Monday, December 01, 2008

Advent: started on the Christmas baking ...

... and crafting a bit too!

Today, in our house anyway, was "Stir Up Monday" (primarily because we always seem to miss Stir Up Sunday!) We usually begin the Christmas treat-making the first week of Advent as some of our goodies need a few weeks to steep. On Stir-Up Monday, I have everyone who is home, stir the batter as the tradition states.
Today, we made Port Cake ... an amazing recipe from a friend in Australia that has prunes, currants, raisins, walnuts (and of course) Port. This cake is so deliciously moist and good after it sits for a few weeks (with additional Port poured over the top every few days). The recipe I used is below -- and it made 4 small loaves (roughly 5 x 3) and 1 larger loaf (roughly 4 x 8) and took 2-1/2 hours to cook:

(Original Source: recipe from Better Homes and Gardens 2002 but I’ve edited the recipe for my tastes (the original called for chocolate, but that was gilding the lily if you ask me!)

· 3 cups currants
· 3 cups raisins
· 3 cups pitted prunes
· 1 cup Port
· 1 cup butter, softened
· 1 tbsp vanilla extract
· 1 cup dark brown sugar
· 4 eggs
· Finely grated rind and juice of 1 orange
· 1/3 cup molasses
· 2 cups all-purpose flour
· 2 tsp baking powder
· 1 tbsp allspice
· 1 tbsp nutmeg
· 1 tbsp cinnamon
· 1 tbsp cloves
· 2 cups walnut halves
· Extra 1/2 cup port, for pouring over cake

This cake is chock-full of sweet, plump dried fruit that's been soaked in port, and it only improves with age.

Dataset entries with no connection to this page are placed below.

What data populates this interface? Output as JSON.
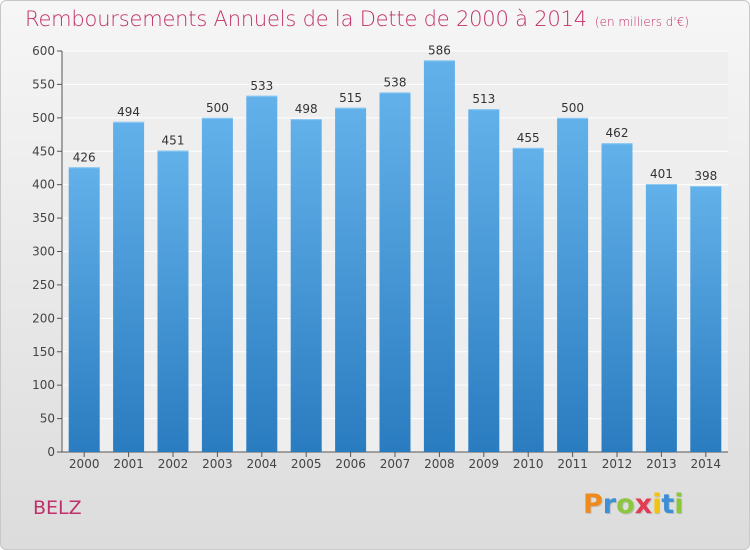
{
  "chart_data": {
    "type": "bar",
    "title": "Remboursements Annuels de la Dette de 2000 à 2014",
    "subtitle": "(en milliers d'€)",
    "categories": [
      "2000",
      "2001",
      "2002",
      "2003",
      "2004",
      "2005",
      "2006",
      "2007",
      "2008",
      "2009",
      "2010",
      "2011",
      "2012",
      "2013",
      "2014"
    ],
    "values": [
      426,
      494,
      451,
      500,
      533,
      498,
      515,
      538,
      586,
      513,
      455,
      500,
      462,
      401,
      398
    ],
    "ylim": [
      0,
      600
    ],
    "yticks": [
      0,
      50,
      100,
      150,
      200,
      250,
      300,
      350,
      400,
      450,
      500,
      550,
      600
    ],
    "grid": true,
    "bar_color_top": "#63b1ea",
    "bar_color_bottom": "#2a7cc0"
  },
  "footer": {
    "commune": "BELZ",
    "logo_letters": [
      "P",
      "r",
      "o",
      "x",
      "i",
      "t",
      "i"
    ],
    "logo_colors": [
      "#f08a1c",
      "#3c8fd6",
      "#8cc63f",
      "#e33b52",
      "#f2c313",
      "#3c8fd6",
      "#8cc63f"
    ]
  }
}
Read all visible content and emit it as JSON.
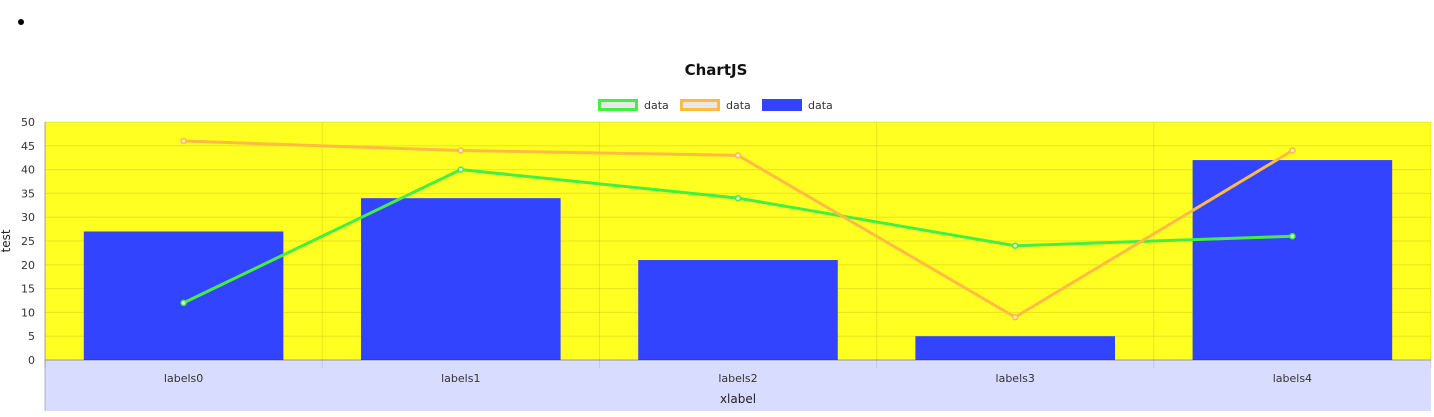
{
  "page": {
    "bullet": "•"
  },
  "chart_data": {
    "type": "bar",
    "title": "ChartJS",
    "categories": [
      "labels0",
      "labels1",
      "labels2",
      "labels3",
      "labels4"
    ],
    "xlabel": "xlabel",
    "ylabel": "test",
    "ylim": [
      0,
      50
    ],
    "yticks": [
      0,
      5,
      10,
      15,
      20,
      25,
      30,
      35,
      40,
      45,
      50
    ],
    "grid": true,
    "legend_position": "top",
    "plot_background": "#ffff22",
    "x_axis_background": "#d8dcff",
    "series": [
      {
        "name": "data",
        "type": "line",
        "values": [
          12,
          40,
          34,
          24,
          26
        ],
        "color": "#44ee44"
      },
      {
        "name": "data",
        "type": "line",
        "values": [
          46,
          44,
          43,
          9,
          44
        ],
        "color": "#ffbb44"
      },
      {
        "name": "data",
        "type": "bar",
        "values": [
          27,
          34,
          21,
          5,
          42
        ],
        "color": "#3344ff"
      }
    ]
  }
}
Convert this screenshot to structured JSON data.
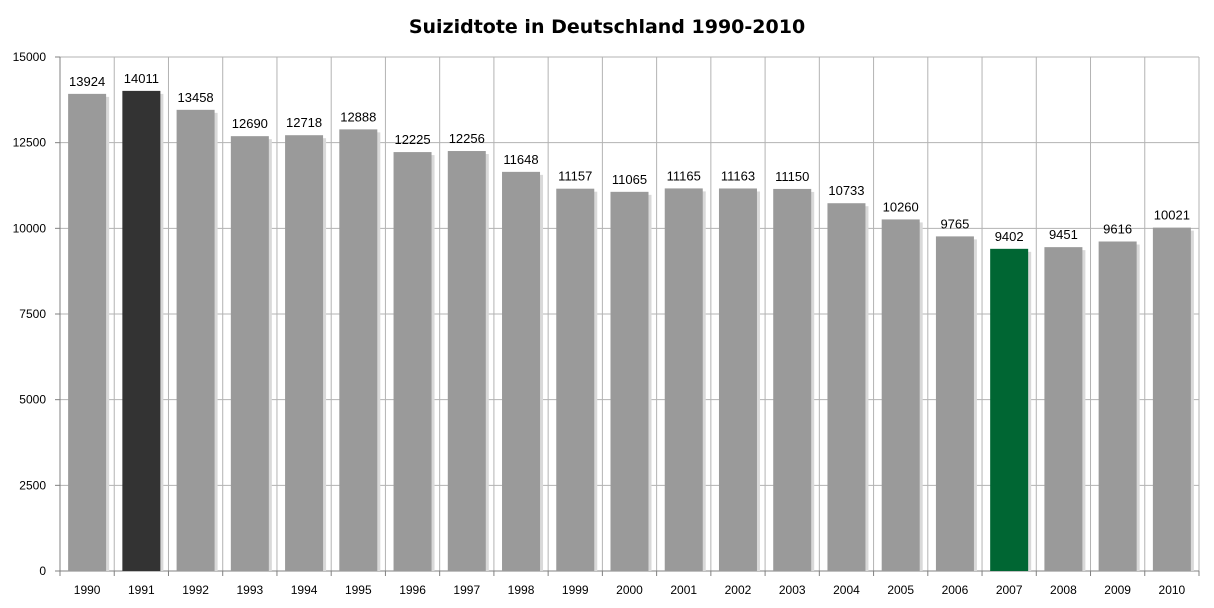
{
  "chart_data": {
    "type": "bar",
    "title": "Suizidtote in Deutschland 1990-2010",
    "xlabel": "",
    "ylabel": "",
    "categories": [
      "1990",
      "1991",
      "1992",
      "1993",
      "1994",
      "1995",
      "1996",
      "1997",
      "1998",
      "1999",
      "2000",
      "2001",
      "2002",
      "2003",
      "2004",
      "2005",
      "2006",
      "2007",
      "2008",
      "2009",
      "2010"
    ],
    "values": [
      13924,
      14011,
      13458,
      12690,
      12718,
      12888,
      12225,
      12256,
      11648,
      11157,
      11065,
      11165,
      11163,
      11150,
      10733,
      10260,
      9765,
      9402,
      9451,
      9616,
      10021
    ],
    "ylim": [
      0,
      15000
    ],
    "yticks": [
      "0",
      "2500",
      "5000",
      "7500",
      "10000",
      "12500",
      "15000"
    ],
    "grid": true,
    "legend": "none",
    "colors": {
      "default": "#9a9a9a",
      "highlight_1991": "#333333",
      "highlight_2007": "#006633"
    }
  }
}
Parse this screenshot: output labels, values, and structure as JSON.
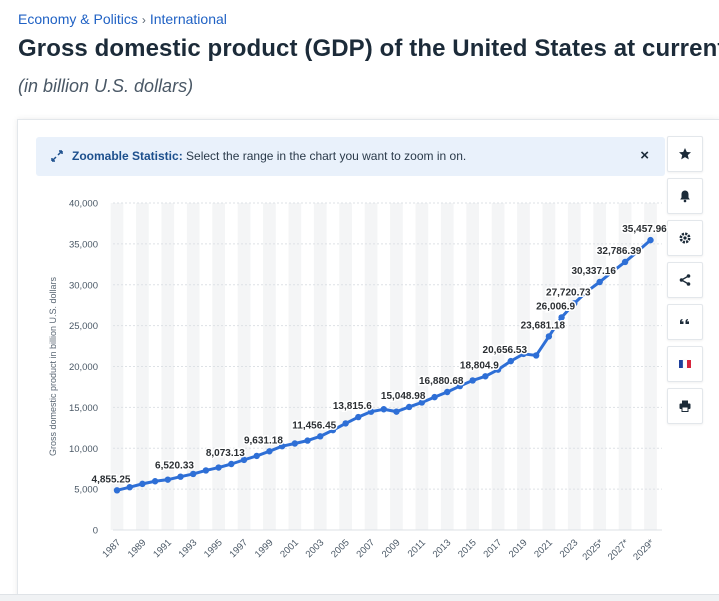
{
  "breadcrumb": {
    "items": [
      "Economy & Politics",
      "International"
    ],
    "separator": "›"
  },
  "title": "Gross domestic product (GDP) of the United States at current",
  "subtitle": "(in billion U.S. dollars)",
  "zoom_banner": {
    "bold": "Zoomable Statistic:",
    "text": "Select the range in the chart you want to zoom in on.",
    "close": "×"
  },
  "toolbar": {
    "icons": [
      "star-icon",
      "bell-icon",
      "gear-icon",
      "share-icon",
      "quote-icon",
      "french-flag-icon",
      "print-icon"
    ]
  },
  "colors": {
    "line": "#2e6fd6",
    "accent": "#1f61c4",
    "banner_bg": "#e9f1fb",
    "band": "#f4f5f6"
  },
  "chart_data": {
    "type": "line",
    "ylabel": "Gross domestic product in billion U.S. dollars",
    "xlabel": "",
    "ylim": [
      0,
      40000
    ],
    "yticks": [
      0,
      5000,
      10000,
      15000,
      20000,
      25000,
      30000,
      35000,
      40000
    ],
    "ytick_labels": [
      "0",
      "5,000",
      "10,000",
      "15,000",
      "20,000",
      "25,000",
      "30,000",
      "35,000",
      "40,000"
    ],
    "x_tick_labels": [
      "1987",
      "1989",
      "1991",
      "1993",
      "1995",
      "1997",
      "1999",
      "2001",
      "2003",
      "2005",
      "2007",
      "2009",
      "2011",
      "2013",
      "2015",
      "2017",
      "2019",
      "2021",
      "2023",
      "2025*",
      "2027*",
      "2029*"
    ],
    "x": [
      1987,
      1988,
      1989,
      1990,
      1991,
      1992,
      1993,
      1994,
      1995,
      1996,
      1997,
      1998,
      1999,
      2000,
      2001,
      2002,
      2003,
      2004,
      2005,
      2006,
      2007,
      2008,
      2009,
      2010,
      2011,
      2012,
      2013,
      2014,
      2015,
      2016,
      2017,
      2018,
      2019,
      2020,
      2021,
      2022,
      2023,
      2024,
      2025,
      2026,
      2027,
      2028,
      2029
    ],
    "values": [
      4855.25,
      5236,
      5641,
      5963,
      6158,
      6520.33,
      6858,
      7287,
      7640,
      8073.13,
      8577,
      9063,
      9631.18,
      10251,
      10582,
      10936,
      11456.45,
      12217,
      13039,
      13815.6,
      14474,
      14770,
      14478,
      15048.98,
      15600,
      16254,
      16880.68,
      17608,
      18295,
      18804.9,
      19612,
      20656.53,
      21540,
      21354,
      23681.18,
      26006.9,
      27720.73,
      29184,
      30337.16,
      31600,
      32786.39,
      34100,
      35457.96
    ],
    "data_labels": [
      {
        "x": 1987,
        "text": "4,855.25"
      },
      {
        "x": 1992,
        "text": "6,520.33"
      },
      {
        "x": 1996,
        "text": "8,073.13"
      },
      {
        "x": 1999,
        "text": "9,631.18"
      },
      {
        "x": 2003,
        "text": "11,456.45"
      },
      {
        "x": 2006,
        "text": "13,815.6"
      },
      {
        "x": 2010,
        "text": "15,048.98"
      },
      {
        "x": 2013,
        "text": "16,880.68"
      },
      {
        "x": 2016,
        "text": "18,804.9"
      },
      {
        "x": 2018,
        "text": "20,656.53"
      },
      {
        "x": 2021,
        "text": "23,681.18"
      },
      {
        "x": 2022,
        "text": "26,006.9"
      },
      {
        "x": 2023,
        "text": "27,720.73"
      },
      {
        "x": 2025,
        "text": "30,337.16"
      },
      {
        "x": 2027,
        "text": "32,786.39"
      },
      {
        "x": 2029,
        "text": "35,457.96"
      }
    ],
    "grid": true,
    "legend": "none"
  }
}
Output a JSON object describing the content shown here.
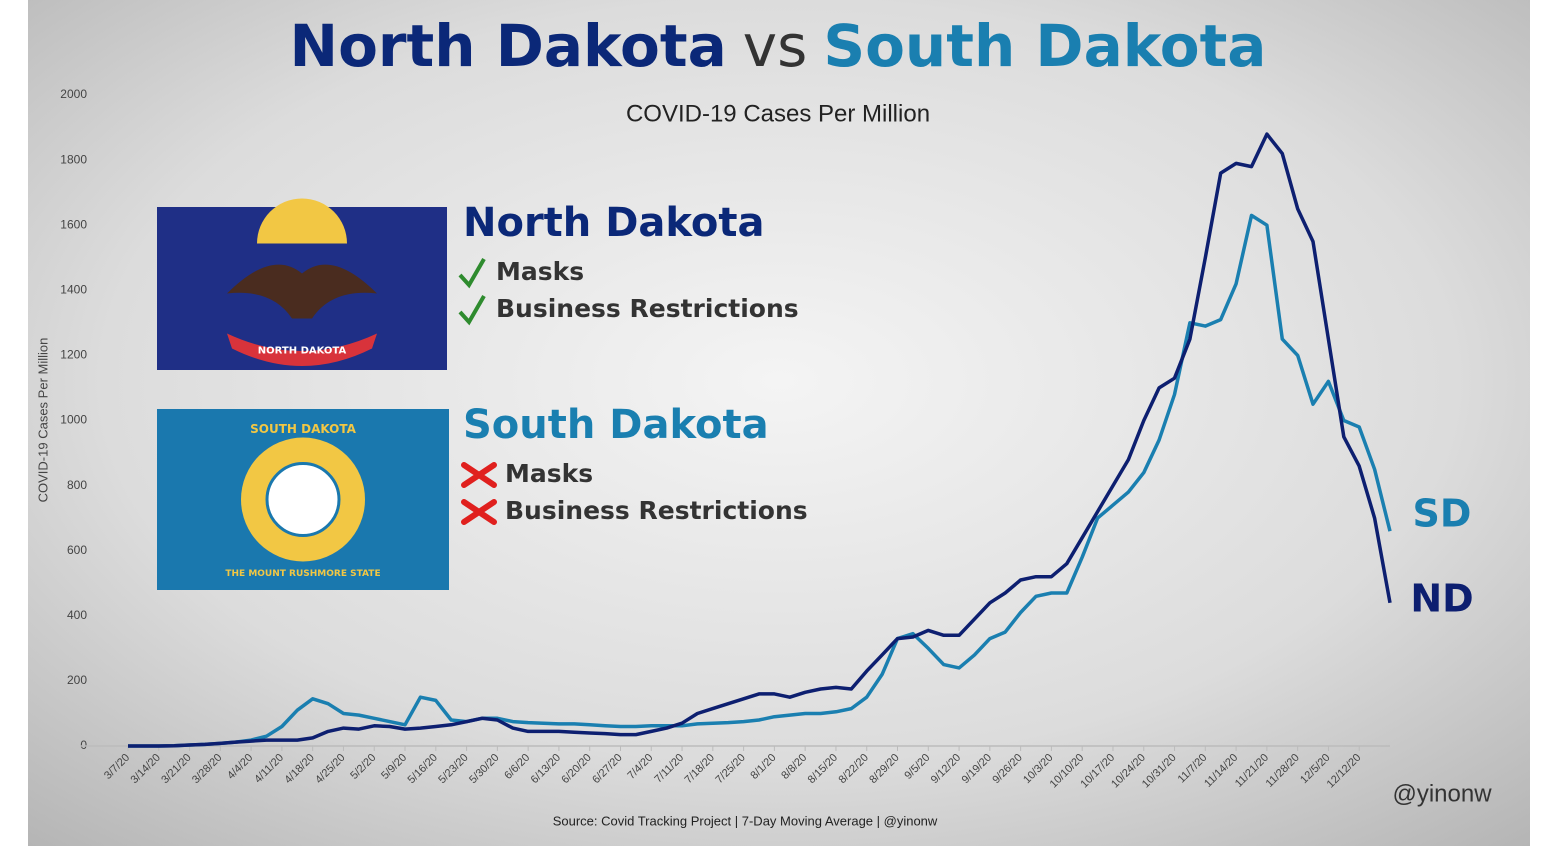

Make this cake on Stir-Up Monday (first Monday of Advent) each year so that it has time to develop its wonderful full flavor. Pour a little port over the cake every few days to give it extra depth and to help it stay moist. It will keep well in a container in a cool dry place or for longer storage, cover the cake well in plastic wrap and store it in the fridge.

NOTE: Yes, the tablespoon measurements given for the spices are correct. Extra spices give a wonderful flavor to the cake.

Here's how
· Put currants and raisins in a large bowl. Cut up prunes with scissors and add to bowl. Add Port and mix well. Leave to stand for at least two hours, stirring occasionally.
· Preheat oven to 325F. Spray the pans (I used 4 small loaf and 1 larger loaf pan) with cooking spray.
· Cream softened butter. Add vanilla and beat for a minute longer. Add brown sugar and beat until the mixture is light and creamy. Add the eggs one at a time, beating well after each addition.
· Add the creamed mixture to the fruit. Add the orange rind, juice and molasses and stir to combine. Sift the flours and spices and add the sifted dry ingredients and walnuts to the mixture. Stir with a wooden spoon until just combined. Don’t overstir as you’ll get a very dry cake.
· Spoon the mixture evenly into the prepared pans. Tap pan gently on the table to settle the mixture. Smooth the surface of the cake mixture with the back of a wooden spoon. Bake for 2-1/2 to 3 hours or until a toothpick comes out clean when inserted in the center of the cake. Remove cake from oven to cooling rack; pour extra Port over the tops of each loaf and cover with a towel until the next morning. When the cakes are completely cool, cover with foil, plastic wrap or a plastic lid and store in a cool, dry spot.
In addition to kicking off the baking ... we also started our crafting. BamBam and Kotch started making the felt-foam soldiers that BamBam has decided will go on everyone's packages.
Jesse Tree tonight now has two ornaments on it ... the beeswax candle is burning WAY too fast on the Advent Wreath and we are still waiting for delivery of our advent calendar. Other than that ... we're having a wonderful start to our Advent (after all, we made it to daily Mass this morning -- so what else do we need?)
BTW, normally I would have also made traditional fruitcake (either dark or light) tonight, but there is no candied fruit to be found in Northern Virginia! Isn't that odd? Nada ... zilch ... none! And I really like my fruitcake, too. I guess I'll just have to satisfy myself with the rather dense, Port-soaked Port Cake and forget the rather dense, Bourbon-soaked fruit cake!


Alice Gunther said...

Gorgeous, Mary! I could go for some port cake right now!

Debbie said...

The port cake sounds yummy! (I think you may have made it for us before, ya?) Anyway, thanks for sharing the recipe.

Dried fruit was rather difficult to find in Colorado as well, but I asked the produce guy at King Soopers the other day and he showed me where it was ('cause I couldn't find it myself).

Anne (aussieannie) said...

I haven't even bought ingredients yet....I'd really, really like that cuppa - with a nice slice of port cake!!

Frank, Mike said...

Yes, thats true, the tablespoon measurements given for the spices are correct. Extra spices give a wonderful flavor to the cake.